The other thing which I'd say is the second peak in the United States, right? The biggest first peak was obviously in Q1, the second peak in Q3.
In terms of number of cases is falling dramatically through here. October, the deaths are down from a peak of about two thousand per day to fourteen hundred per day, but that's still a lot.
And so, we expect this to continue to be a cost in this fourth quarter for us. 42:07 The U.S.
related losses in Q3 were one hundred and seventy million dollars at least right now with what we see Q4 would be a smaller number than that, but to be seen as the pandemic itself continues. We would not -- we won't be surprised to see some lingering mortality claims in the first half of twenty twenty two, in particular out of the U.S.

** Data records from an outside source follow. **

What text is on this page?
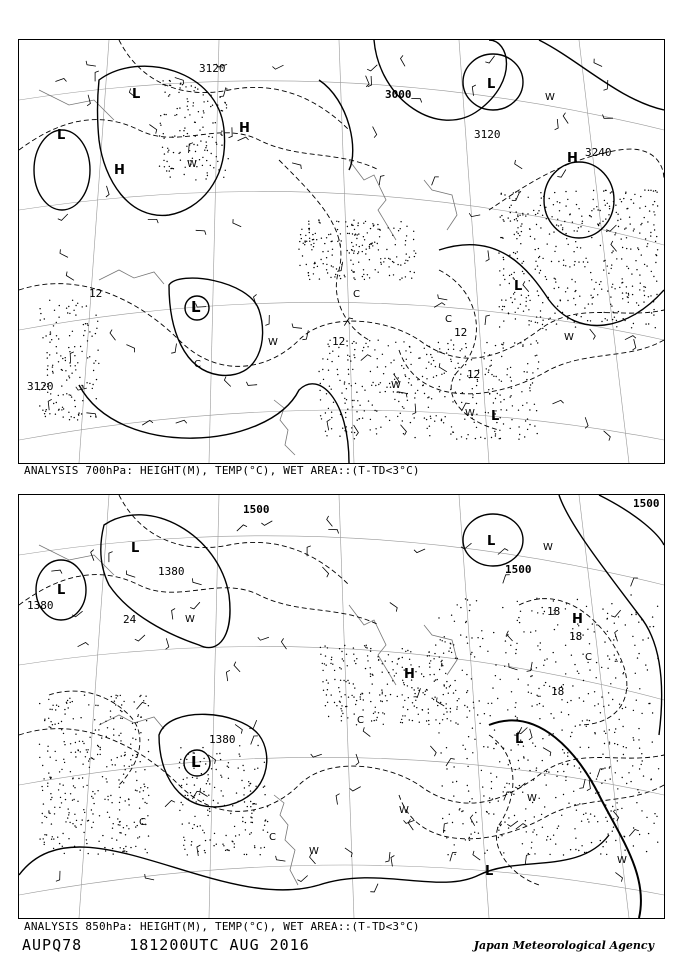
3000
3120
3120
3240
3120
12
12
12
12
L
L
H
H
L
L
H
L
L
W
W
W
W
C
C
C
W
W
ANALYSIS 700hPa: HEIGHT(M), TEMP(°C), WET AREA::(T-TD<3°C)
1500	1500
1500
1380
1380
1380
24
18
18
18
L
L
L
L
H
H
L
L
W
W
W
W
W
C
C
C
W
C
ANALYSIS 850hPa: HEIGHT(M), TEMP(°C), WET AREA::(T-TD<3°C)
AUPQ78	181200UTC AUG 2016	Japan Meteorological Agency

we don't foresee other geographies at this point of time presenting material losses to us, but we'll have to judge this as the pandemic continues its path. And I'm not going to predict what that path might look like.
42:54 What we can say is, the P&C losses have become very small in the third quarter, about fifty million dollars in P&C Re, actual positive result of some of cancellation reserves being released in CorSo for the quarter. And in the fourth quarter, we've got no evidence that there's going to be any material charges coming through in P&C Re or in the P&C businesses.
Thomas Fossard
43:21 And on the investment portfolio changes?
John Dacey
43:24 On investment portfolio, I guess the answer there is, we will remain a bit cautious. The spreads available on credit remain pretty tight and so it's not providing us the incentive to jump into credit in a big way.
We've got a reinvestment yield of two point two percent in the third quarter. I think we're okay not going risk on at this point of time.
Thomas Bohun
44:06 Thank you, Thomas. Could we have the next question please?
Operator
44:09 The Next question is a follow-up from Andrew Ritchie from Autonomous. Please go ahead.
Andrew Ritchie
44:13 Hi there. Is it very quick one.
Am I correct to assume the run rate of losses or from investment in iptiQ doesn't changed. So I think it's about two hundred million per annum.
I think the higher loss in group center in Q3 was all down to mark to market effects. I just want to clarify, there's no addition -- I know -- ramped up in a few new countries, especially China, I think this year.
I just wonder if that's the run rate of losses has been higher?
John Dacey
44:48 I can confirm that two hundred or between two hundred and two fifty for full years is a good night guidance. And hasn't changed and you're exactly right, it’s mark to market on a couple of positions have been the challenge in group items this year.
These are positions which in twenty twenty performed very strongly for us. There's been some refreshment, but over time, we've been very comfortable with these positions.
Thomas Bohun
45:22 Thank you, Andrew. Are there any more questions?
Operator
45:25 Gentlemen, we’ve had no more questions.
Thomas Bohun
45:30 Thank you all for all the questions. If you have any further questions, please do follow-up with the Investor Relations team.
Thank you again, and we wish you all a very nice weekend. Thank you.